Anı kitapları aynı zamanda tarihin belli dönemine ışık tutan tanıklıklardır.
Yazar Kadir Natho, önce bir çocuğun gözünden Sovyetler Birliği'nin ilk yıllarında yönetimin, yokluğun ve yoksulluğun ailesine ve halkına çektirdiği acıları anlatıyor.
Ülkesinin Nazi işgali altında kaldığı İkinci Dünya Savaşı ise, delikanlılığa ilk adım attığı yıllarda onu ailesinden ve ülkesinden koparıp çaresiz bir sığınmacı olarak oradan oraya savuruyor.
İngilizceyi sonradan öğrenmesine rağmen etkili bir dille kaleme aldığı anılarında Natho, Çerkeslerin ve kader birliği ettikleri diğer insanların mülteci kamplarındaki durumunu, hayatta kalma çabalarını ayrıntılı olarak anlatıyor.
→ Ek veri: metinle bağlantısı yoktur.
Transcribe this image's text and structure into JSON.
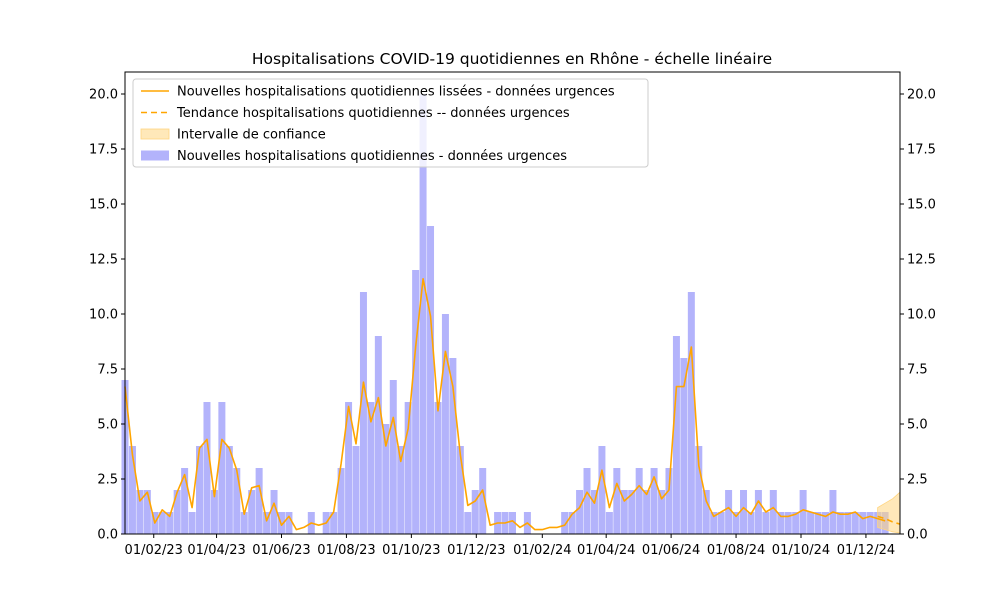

Kitabın büyük bir bölümü de, kamplardan kurtulduktan sonra Ürdün'de ve ABD'de yaşadığı yıllara ayrılmış.
Hayata tutunmak için sergilediği olağanüstü çabayı ve beceriyi, sonunda da başarmasını hayranlıkla izliyoruz.
Natho'nun anıları, Çerkeslerin diaspora yaşamının tarihi ve sosyolojik analizi için de önemli bir kaynak oluşturuyor.
Kadir Natho’nun "Çerkesya’dan Amerika’ya" isimli kitabın Türkçe çevirisi, Chivi Yazıları yayınevinden çıktı. Editörlüğünü Murat Papşu’nun yaptığı kitabın çevirisi Nur Nirven’e ait.